Juru bicara Kementerian Haji dan Umrah, Maria Assegaff, meminta jemaah haji Indonesia untuk membatasi aktivitas fisik di luar hotel pada siang hari guna menjaga kondisi kesehatan menjelang fase puncak haji. Imbauan ini dikeluarkan menyusul suhu udara ekstrem di Arab Saudi yang mencapai 42 derajat Celcius pada Senin (11/5/2026).
Kondisi cuaca panas tersebut menjadi tantangan serius bagi kesehatan fisik para jemaah. Sebagaimana dilansir dari Detikcom, suhu udara di wilayah Makkah dan Madinah saat ini dilaporkan terus bergerak secara fluktuatif pada kisaran 38 hingga 42 derajat Celcius.
Maria menekankan bahwa penghematan energi sangat krusial agar jemaah memiliki kesiapan fisik, mental, hingga spiritual yang matang saat menghadapi prosesi ibadah inti. Pihak kementerian mengimbau pengaturan jadwal harian dilakukan secara lebih bijak oleh setiap individu.

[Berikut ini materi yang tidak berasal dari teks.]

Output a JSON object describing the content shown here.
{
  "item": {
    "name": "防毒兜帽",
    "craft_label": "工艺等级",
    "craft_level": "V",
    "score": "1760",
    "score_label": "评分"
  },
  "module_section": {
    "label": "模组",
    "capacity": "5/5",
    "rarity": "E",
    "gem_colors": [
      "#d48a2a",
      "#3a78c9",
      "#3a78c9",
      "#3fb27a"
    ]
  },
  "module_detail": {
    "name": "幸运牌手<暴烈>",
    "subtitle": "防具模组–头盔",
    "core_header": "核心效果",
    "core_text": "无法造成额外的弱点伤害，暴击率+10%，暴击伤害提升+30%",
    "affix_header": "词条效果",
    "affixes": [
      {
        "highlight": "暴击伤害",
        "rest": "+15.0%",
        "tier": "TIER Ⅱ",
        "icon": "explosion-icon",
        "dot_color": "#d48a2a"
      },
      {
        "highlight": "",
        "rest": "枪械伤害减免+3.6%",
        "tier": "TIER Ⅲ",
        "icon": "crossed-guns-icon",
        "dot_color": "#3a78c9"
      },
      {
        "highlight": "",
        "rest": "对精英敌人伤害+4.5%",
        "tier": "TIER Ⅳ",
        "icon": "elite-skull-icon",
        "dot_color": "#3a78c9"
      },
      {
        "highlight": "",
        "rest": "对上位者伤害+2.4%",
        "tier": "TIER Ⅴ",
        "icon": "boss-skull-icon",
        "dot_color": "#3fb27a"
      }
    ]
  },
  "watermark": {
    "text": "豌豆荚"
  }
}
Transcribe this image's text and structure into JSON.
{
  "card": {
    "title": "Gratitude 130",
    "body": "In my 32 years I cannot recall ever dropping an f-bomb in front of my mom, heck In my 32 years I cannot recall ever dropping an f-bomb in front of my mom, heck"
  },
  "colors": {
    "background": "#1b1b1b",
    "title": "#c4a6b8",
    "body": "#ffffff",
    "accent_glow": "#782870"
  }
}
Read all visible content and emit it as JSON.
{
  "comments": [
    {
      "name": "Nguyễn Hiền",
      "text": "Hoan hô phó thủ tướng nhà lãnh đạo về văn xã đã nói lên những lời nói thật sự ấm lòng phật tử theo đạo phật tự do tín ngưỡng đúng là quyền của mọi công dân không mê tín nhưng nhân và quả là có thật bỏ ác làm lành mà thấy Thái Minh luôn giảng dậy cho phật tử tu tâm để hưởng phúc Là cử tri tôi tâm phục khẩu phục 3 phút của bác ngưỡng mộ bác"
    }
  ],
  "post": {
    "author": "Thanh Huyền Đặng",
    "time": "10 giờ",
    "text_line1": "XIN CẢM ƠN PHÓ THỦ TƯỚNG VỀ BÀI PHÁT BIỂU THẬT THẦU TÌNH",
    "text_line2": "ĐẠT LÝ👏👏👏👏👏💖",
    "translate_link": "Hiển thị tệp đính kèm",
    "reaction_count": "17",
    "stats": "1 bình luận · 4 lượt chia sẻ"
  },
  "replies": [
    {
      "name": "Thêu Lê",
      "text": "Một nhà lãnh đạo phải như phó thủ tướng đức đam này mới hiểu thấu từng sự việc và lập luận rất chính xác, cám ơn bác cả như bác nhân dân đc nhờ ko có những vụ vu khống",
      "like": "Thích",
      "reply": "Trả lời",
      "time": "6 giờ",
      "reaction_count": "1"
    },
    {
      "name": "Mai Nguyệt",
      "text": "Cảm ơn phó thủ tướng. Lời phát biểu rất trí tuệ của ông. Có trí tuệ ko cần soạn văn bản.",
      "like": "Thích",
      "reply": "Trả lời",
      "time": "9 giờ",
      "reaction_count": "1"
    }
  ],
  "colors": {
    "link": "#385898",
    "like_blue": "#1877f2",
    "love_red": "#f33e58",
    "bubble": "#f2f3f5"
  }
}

"Kami meminta jemaah untuk mulai menghemat tenaga sejak dini. Jangan memaksakan diri melakukan aktivitas-aktivitas yang tidak mendesak, terutama aktivitas di luar hotel pada siang hari," ujar Maria, Juru bicara Kementerian Haji dan Umrah.
Penekanan juga diberikan pada pemenuhan nutrisi dan hidrasi harian untuk mencegah penurunan kondisi tubuh di tengah cuaca panas. Maria mengingatkan seluruh jemaah agar senantiasa mendahulukan prioritas ibadah wajib sesuai ketentuan.
"Sekali lagi utamakan ibadah wajib, perbanyak istirahat, makan tepat waktu, dan tentunya cukup minum air putih," tegas Maria, Juru bicara Kementerian Haji dan Umrah.
Bagi jemaah yang tidak bisa menghindari kegiatan luar ruangan, Maria menyarankan penggunaan alat pelindung seperti topi atau payung serta memastikan penggunaan alas kaki. Identitas diri juga wajib dibawa dan jemaah diminta segera beristirahat jika merasa kelelahan.
Koordinasi intensif diharapkan terjalin antara jemaah lansia, penyandang disabilitas, dan jemaah risiko tinggi dengan petugas di lapangan. Hal ini mencakup komunikasi rutin dengan ketua regu, ketua rombongan, serta petugas kesehatan dan sektor.
"Selalu berkoordinasi dengan ketua regu, rombongan, petugas kesehatan, hingga petugas sektor," tambah Maria, Juru bicara Kementerian Haji dan Umrah.
Pemerintah juga meminta jemaah untuk waspada terhadap segala bentuk gejala kesehatan yang muncul secara tiba-tiba. Laporan segera sangat disarankan apabila jemaah merasakan pusing, nyeri dada, sesak napas, demam, maupun batuk berat kepada tim medis.
"Kesehatan adalah bekal utama menuju puncak haji. Jangan menunggu kondisi memburuk, segera sampaikan keluhan kepada petugas agar dapat ditangani sejak awal," pesan Maria, Juru bicara Kementerian Haji dan Umrah.
Selain itu, Maria menyoroti peran Kelompok Bimbingan Ibadah Haji dan Umrah (KBIHU) dalam mendampingi jemaah di lapangan. KBIHU diminta tidak hanya terpaku pada materi manasik, tetapi juga memperhatikan aspek keselamatan dan kedisiplinan jemaah.
"KBIHU memiliki kedekatan langsung dengan jemaah. Kami berharap KBIHU ikut memperkuat orientasi kesehatan, keselamatan, ketertiban, dan kedisiplinan jemaah," kata Maria, Juru bicara Kementerian Haji dan Umrah.
Sinergi antara KBIHU dan petugas haji Indonesia dinilai sangat penting untuk mencegah terjadinya aktivitas berlebihan yang dilakukan oleh para jemaah. Hal ini menjadi bagian dari upaya kolektif dalam memastikan kelancaran seluruh rangkaian ibadah.
"Menjaga kesehatan juga merupakan bagian dari ikhtiar penyempurnaan ibadah," pungkas Maria, Juru bicara Kementerian Haji dan Umrah.